Tear gas has been released in the Kosovan parliament by opposition MPs seeking to disrupt the session and force the government to revoke agreements with Serbia and Montenegro.
The opposition lawmakers set off two tear gas canisters during a morning session of parliament on Monday, forcing other MPs to flee the hall as they put on gas masks and stood by demonstratively as the smoke filled the room.
The second parliamentary session taking place in another chamber was also disrupted by opposition MPs in a similar fashion.
The politicians were protesting Kosovo’s Brussels-brokered agreement with Serbia, which was reached in August, as well as the border demarcation deal with Montenegro.
Meanwhile, a number of opposition supporters staged a protest outside the parliament building, throwing stones and paint. Police dispersed some 150 people, AP reports.
Over the last three months, the opposition in Kosovo has used various violent methods – including pepper spray, whistles and water bottles – to force the government to tear up the agreements.
Glauk Konjufca, an MP representing the Self-Determination Movement, told AP that the actions were aimed at making “the government understand that the Aug. 25 deals ... cannot pass in Kosovo and that the opposition is determined to use all the methods so these two deals damaging Kosovo’s statehood are not applied.”

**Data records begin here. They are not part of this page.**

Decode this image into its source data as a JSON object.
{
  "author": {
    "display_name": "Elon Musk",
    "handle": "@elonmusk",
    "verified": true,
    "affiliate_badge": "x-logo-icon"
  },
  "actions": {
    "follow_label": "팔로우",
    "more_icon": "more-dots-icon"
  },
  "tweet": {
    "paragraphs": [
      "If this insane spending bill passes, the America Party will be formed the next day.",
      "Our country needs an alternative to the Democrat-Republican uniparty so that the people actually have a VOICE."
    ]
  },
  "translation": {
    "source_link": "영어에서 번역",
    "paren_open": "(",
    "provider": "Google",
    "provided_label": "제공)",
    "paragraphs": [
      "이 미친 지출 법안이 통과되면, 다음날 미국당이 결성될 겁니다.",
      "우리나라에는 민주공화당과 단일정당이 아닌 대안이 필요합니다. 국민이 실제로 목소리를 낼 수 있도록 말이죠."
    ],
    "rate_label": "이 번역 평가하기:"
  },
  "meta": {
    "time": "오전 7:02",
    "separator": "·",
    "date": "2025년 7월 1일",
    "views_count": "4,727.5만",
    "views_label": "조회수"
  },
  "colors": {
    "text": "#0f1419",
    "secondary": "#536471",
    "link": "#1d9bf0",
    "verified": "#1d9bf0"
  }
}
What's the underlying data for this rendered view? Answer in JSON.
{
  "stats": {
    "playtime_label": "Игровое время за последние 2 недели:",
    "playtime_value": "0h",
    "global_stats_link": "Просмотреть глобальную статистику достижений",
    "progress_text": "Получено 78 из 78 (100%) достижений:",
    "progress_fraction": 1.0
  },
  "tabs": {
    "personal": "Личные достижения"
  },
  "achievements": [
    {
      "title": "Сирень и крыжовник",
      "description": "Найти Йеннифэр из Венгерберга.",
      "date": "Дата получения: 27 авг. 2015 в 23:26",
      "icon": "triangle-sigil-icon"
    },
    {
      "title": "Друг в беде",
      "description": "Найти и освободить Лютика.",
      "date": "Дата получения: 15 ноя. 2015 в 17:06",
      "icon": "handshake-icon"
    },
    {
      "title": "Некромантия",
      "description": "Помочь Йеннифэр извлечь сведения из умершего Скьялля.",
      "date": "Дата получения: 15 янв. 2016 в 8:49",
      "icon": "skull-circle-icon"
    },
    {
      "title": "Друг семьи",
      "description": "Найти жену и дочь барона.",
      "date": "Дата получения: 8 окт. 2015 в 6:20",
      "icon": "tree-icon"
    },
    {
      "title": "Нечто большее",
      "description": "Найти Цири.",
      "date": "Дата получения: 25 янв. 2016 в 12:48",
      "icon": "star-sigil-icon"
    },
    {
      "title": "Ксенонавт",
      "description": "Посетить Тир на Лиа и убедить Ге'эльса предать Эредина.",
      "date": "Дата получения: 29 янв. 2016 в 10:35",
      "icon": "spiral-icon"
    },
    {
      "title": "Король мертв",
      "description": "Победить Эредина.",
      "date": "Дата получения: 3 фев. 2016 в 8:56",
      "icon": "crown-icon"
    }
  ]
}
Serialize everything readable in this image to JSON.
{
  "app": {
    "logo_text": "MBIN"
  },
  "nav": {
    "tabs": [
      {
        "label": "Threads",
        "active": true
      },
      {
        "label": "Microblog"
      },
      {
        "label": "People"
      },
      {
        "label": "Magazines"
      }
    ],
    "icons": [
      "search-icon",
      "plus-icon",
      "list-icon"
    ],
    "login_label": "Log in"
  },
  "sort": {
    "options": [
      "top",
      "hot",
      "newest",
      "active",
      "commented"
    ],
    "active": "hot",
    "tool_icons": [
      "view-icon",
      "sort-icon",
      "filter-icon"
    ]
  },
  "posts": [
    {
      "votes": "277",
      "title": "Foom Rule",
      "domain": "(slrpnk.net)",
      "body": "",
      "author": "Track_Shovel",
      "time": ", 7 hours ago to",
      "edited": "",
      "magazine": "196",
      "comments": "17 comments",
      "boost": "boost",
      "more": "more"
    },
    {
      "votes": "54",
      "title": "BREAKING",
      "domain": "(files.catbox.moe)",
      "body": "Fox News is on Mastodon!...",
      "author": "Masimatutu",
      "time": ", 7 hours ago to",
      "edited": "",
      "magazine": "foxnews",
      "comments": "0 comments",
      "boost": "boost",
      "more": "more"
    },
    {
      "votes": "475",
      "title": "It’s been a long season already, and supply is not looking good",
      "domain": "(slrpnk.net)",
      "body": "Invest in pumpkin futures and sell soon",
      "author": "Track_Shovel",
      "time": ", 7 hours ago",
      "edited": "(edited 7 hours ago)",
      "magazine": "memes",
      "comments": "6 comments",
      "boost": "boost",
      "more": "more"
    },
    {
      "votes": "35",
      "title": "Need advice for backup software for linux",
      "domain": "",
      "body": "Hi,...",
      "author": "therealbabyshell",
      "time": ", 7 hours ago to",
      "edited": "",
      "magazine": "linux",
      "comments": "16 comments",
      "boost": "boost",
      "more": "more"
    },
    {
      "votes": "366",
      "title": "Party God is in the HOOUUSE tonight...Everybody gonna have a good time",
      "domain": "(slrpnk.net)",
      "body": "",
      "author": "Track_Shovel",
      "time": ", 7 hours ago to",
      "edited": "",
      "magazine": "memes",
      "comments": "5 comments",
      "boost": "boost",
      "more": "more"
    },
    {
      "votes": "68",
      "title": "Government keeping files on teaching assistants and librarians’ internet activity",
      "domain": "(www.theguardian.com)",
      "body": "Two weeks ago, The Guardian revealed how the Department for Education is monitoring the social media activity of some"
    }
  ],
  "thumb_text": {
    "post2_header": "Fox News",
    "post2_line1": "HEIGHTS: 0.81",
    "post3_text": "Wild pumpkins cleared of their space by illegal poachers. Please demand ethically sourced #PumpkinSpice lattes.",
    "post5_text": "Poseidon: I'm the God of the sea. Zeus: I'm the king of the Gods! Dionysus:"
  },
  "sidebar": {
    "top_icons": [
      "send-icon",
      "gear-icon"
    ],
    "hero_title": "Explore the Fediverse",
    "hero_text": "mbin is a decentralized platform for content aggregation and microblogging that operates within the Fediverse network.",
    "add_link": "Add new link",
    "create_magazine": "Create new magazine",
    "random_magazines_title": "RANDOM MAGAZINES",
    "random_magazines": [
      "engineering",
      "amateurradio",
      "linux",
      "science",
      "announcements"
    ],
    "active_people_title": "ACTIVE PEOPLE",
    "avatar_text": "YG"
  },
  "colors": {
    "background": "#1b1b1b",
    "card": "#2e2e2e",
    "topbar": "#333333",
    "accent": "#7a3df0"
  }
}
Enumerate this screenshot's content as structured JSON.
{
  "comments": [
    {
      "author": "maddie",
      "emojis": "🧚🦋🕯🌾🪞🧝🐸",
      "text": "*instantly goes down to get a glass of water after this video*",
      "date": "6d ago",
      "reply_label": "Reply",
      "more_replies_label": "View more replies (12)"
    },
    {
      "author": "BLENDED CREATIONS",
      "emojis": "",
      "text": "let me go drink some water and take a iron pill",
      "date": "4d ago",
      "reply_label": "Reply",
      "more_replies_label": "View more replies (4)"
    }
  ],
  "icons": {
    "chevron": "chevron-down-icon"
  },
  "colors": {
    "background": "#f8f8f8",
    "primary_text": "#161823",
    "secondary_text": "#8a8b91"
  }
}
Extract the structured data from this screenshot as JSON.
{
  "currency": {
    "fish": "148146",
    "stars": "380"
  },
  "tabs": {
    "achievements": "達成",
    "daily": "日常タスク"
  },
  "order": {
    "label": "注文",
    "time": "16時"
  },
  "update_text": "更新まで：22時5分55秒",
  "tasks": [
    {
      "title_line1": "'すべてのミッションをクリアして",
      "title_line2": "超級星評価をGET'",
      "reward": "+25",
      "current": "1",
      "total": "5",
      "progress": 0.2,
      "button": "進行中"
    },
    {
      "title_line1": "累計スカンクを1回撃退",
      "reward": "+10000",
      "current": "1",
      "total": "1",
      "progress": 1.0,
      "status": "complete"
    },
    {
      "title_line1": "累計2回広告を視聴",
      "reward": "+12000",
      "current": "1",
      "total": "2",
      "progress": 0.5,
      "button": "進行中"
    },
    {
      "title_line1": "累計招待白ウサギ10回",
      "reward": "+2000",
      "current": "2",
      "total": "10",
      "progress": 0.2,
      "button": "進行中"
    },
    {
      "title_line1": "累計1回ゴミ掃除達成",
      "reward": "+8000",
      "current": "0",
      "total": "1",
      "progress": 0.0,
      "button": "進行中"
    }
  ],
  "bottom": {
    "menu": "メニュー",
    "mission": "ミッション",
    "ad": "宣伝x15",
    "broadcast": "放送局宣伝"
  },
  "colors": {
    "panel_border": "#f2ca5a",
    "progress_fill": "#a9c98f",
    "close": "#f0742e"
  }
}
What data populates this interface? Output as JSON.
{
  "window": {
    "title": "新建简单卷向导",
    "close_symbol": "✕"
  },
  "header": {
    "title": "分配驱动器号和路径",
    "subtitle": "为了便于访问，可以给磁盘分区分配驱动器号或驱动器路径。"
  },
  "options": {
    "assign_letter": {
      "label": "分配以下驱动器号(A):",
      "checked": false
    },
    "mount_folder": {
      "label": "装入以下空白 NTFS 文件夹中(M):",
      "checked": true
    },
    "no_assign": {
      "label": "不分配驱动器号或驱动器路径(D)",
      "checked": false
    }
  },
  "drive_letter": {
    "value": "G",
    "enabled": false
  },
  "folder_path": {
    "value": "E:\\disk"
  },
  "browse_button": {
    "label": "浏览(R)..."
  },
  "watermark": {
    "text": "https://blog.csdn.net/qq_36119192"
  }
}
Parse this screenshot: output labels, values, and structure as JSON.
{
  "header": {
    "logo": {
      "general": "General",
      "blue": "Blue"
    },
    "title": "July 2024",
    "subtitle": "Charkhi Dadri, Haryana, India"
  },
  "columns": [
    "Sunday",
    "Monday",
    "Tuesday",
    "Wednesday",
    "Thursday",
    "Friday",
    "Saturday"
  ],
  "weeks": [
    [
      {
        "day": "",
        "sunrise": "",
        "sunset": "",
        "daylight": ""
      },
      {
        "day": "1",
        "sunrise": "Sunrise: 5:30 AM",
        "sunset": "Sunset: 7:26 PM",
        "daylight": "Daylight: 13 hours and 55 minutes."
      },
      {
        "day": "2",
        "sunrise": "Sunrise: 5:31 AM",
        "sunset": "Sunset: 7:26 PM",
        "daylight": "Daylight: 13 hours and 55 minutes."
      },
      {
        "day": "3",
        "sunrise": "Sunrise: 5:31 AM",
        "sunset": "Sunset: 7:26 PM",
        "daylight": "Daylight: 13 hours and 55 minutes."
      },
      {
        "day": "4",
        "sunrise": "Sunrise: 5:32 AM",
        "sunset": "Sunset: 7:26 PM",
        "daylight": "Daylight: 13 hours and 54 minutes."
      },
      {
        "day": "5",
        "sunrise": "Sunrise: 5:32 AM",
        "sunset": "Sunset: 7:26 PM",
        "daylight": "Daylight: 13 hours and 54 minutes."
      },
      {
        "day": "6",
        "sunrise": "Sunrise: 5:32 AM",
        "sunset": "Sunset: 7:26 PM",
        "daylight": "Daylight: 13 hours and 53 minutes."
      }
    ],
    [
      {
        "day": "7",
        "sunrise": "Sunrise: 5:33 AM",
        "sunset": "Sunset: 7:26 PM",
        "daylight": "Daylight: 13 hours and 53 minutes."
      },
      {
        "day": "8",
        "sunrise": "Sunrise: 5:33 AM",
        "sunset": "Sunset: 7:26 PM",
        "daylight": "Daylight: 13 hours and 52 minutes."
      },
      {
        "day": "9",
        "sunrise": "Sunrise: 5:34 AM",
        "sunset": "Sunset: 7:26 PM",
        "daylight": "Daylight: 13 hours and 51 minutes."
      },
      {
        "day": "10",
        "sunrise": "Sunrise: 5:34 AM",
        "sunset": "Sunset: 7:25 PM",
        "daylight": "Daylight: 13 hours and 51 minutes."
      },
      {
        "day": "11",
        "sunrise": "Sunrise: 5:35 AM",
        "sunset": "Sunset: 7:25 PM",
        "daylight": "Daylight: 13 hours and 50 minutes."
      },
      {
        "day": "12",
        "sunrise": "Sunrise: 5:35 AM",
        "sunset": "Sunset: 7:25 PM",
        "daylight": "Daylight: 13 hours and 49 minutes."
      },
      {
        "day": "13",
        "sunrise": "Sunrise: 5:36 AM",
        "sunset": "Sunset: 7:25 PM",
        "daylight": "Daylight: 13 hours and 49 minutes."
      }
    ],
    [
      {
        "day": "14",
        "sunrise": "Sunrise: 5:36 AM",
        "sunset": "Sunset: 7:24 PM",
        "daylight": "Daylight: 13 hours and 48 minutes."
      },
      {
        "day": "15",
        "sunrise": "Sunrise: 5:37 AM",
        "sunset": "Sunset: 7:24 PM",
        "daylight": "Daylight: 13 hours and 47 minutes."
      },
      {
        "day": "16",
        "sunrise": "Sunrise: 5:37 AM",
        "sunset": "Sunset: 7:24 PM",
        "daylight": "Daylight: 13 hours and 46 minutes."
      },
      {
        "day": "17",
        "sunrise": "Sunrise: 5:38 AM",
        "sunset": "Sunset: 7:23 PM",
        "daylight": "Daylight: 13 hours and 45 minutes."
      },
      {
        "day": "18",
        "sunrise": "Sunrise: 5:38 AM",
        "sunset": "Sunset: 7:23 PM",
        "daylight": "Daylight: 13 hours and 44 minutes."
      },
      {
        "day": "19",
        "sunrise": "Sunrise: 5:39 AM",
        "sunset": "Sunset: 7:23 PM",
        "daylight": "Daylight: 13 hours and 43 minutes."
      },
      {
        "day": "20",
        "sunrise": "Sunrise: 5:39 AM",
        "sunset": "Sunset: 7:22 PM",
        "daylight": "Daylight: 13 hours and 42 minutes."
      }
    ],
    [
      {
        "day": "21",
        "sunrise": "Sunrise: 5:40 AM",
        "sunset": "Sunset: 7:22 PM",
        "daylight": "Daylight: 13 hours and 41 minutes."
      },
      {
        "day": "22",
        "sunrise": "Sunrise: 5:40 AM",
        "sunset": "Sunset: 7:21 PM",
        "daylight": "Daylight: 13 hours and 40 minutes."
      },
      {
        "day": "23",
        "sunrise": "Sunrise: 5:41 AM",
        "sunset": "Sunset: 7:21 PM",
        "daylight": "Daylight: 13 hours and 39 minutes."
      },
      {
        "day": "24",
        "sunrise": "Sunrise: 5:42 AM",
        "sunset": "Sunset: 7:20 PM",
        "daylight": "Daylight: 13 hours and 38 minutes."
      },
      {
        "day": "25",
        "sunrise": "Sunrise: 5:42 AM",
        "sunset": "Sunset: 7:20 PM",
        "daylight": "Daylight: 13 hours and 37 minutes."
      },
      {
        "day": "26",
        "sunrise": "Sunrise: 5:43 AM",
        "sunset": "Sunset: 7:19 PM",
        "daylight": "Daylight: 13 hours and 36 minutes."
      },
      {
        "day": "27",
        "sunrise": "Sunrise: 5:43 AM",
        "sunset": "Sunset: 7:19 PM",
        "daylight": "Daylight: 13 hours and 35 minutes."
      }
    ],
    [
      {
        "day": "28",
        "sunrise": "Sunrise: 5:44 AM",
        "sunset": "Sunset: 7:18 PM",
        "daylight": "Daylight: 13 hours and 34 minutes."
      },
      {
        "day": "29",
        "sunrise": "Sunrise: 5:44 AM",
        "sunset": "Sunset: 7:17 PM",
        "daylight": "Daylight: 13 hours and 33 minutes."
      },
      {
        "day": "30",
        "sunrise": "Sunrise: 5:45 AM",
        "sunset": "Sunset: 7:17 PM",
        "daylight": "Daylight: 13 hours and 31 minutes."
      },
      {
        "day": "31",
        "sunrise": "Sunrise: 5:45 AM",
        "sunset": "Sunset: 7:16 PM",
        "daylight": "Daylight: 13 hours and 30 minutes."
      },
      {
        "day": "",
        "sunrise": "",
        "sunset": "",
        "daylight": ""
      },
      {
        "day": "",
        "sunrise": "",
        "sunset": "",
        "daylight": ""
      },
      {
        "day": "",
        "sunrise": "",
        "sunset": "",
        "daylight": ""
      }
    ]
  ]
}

The opposition has also demanded a referendum or fresh elections if the government refuses to fulfill their demands. So far, they have refrained from negotiating with the government and the president.
The August agreement between Serbia and Kosovo envisages the creation of an association of municipalities with a Serbian majority in Kosovo to represent Serbian minority interests, according to the Balkan Insight.
A province of Serbia, Kosovo has been under effective NATO-led peacekeeping force control since 1999, after the alliance aided an ethnic Albanian rebellion against the Yugoslav federation that included Serbia and Montenegro. The province’s provisional government declared independence in 2008, which has since been recognized mostly by NATO countries and their allies. Russia does not recognize Kosovo as an independent state.
While the Serbian government has not officially recognized the renegade province, Belgrade has signed several “normalization” agreements with the Pristina authorities in recent years, under pressure from the EU and NATO.